I have a question about Theorem 1.2 in Game Theory by Fudenberg and Tirole.
Theorem 1.2 in FT(Debreu, Glicksberg, Fan) Consider a strategic-form game whose strategy spaces $S_{i}$ are nonempty compact convex subsets of an Euclidean space. If the payoff functions $u_{i}$ are continuous in $s$ and quasi-concave in $s_{i}$, there exists a pure-strategy Nash Equilibrium.
Theorem 1.1 in FT (Nash): Every finite strategic-form game has a mixed strategy equilibrium.
My question here is that, how do we know that the Nash Equilibrium in theorem 1.2 is a pure-strategy one?
In the proof, they also use Kakutani's fixed point theorem, but I think it can only give us the existence of some Nash Equilibrium, and we know nothing about its characterizations. Additionally, Nash's existence theorem should be a special case of theorem 1.2 since the set of mixed strategies over finite actions is a simplex, which is compact. However, in Nash's theorem, we only know that a mixed-strategy equilibrium will exist.
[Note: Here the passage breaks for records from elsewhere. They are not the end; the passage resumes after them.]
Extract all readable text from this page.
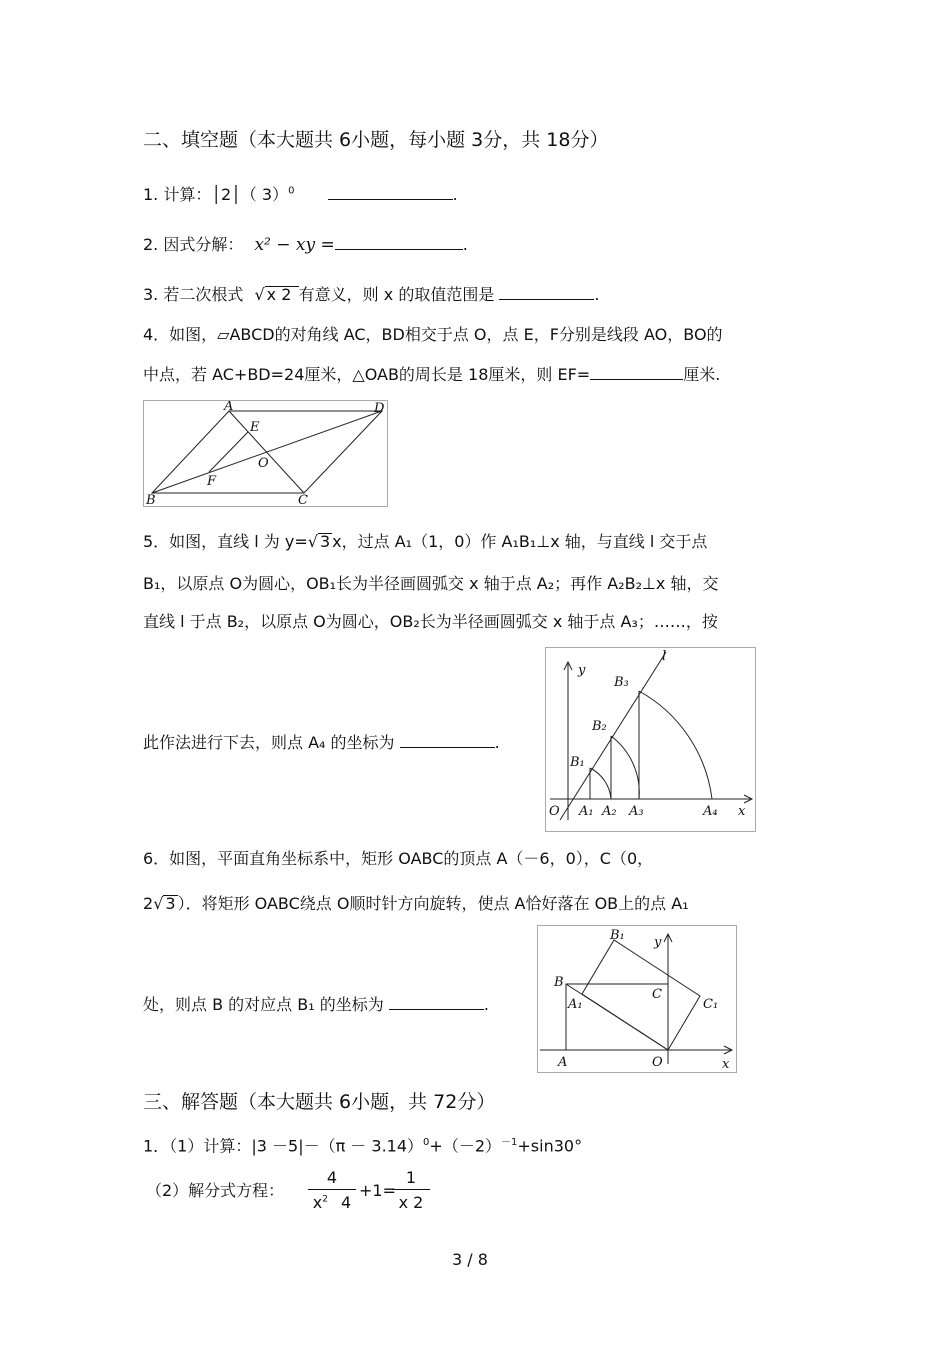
二、填空题（本大题共 6小题，每小题 3分，共 18分）
1. 计算：│2│（ 3）$^0$	.
2. 因式分解： x² − xy =	.
3. 若二次根式 √ x 2 有意义，则 x 的取值范围是	.
4．如图，▱ABCD的对角线 AC，BD相交于点 O，点 E，F分别是线段 AO，BO的
中点，若 AC+BD=24厘米，△OAB的周长是 18厘米，则 EF=	厘米.
A	D
E
O
F
B	C
5．如图，直线 l 为 y=√ 3 x，过点 A₁（1，0）作 A₁B₁⊥x 轴，与直线 l 交于点
B₁，以原点 O为圆心，OB₁长为半径画圆弧交 x 轴于点 A₂；再作 A₂B₂⊥x 轴，交
直线 l 于点 B₂，以原点 O为圆心，OB₂长为半径画圆弧交 x 轴于点 A₃；……，按
此作法进行下去，则点 A₄ 的坐标为	.
y
l
B₃
B₂
B₁
O A₁ A₂ A₃	A₄ x
6．如图，平面直角坐标系中，矩形 OABC的顶点 A（－6，0），C（0，
2√ 3 ）．将矩形 OABC绕点 O顺时针方向旋转，使点 A恰好落在 OB上的点 A₁
处，则点 B 的对应点 B₁ 的坐标为	.
B₁ y
B
A₁
C
C₁
A	O	x
三、解答题（本大题共 6小题，共 72分）
1．（1）计算：$|3 -5|-(\pi - 3.14)^0+(-2)^{-1}+\sin 30^\circ$
（2）解分式方程： $\frac{4}{x^2 4} +1=$
$\frac{1}{x 2}$
3 / 8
My understanding of Debreu's theorem is that, the "pure strategy" in this theorem is with respect to the strategy spaces, not to action spaces. To be more specific, take the Nash Existence Theorem example above, the mixed strategy in the theorem is actually a "pure strategy" in the space of mixed strategies, so both theorems don't contradict with each other.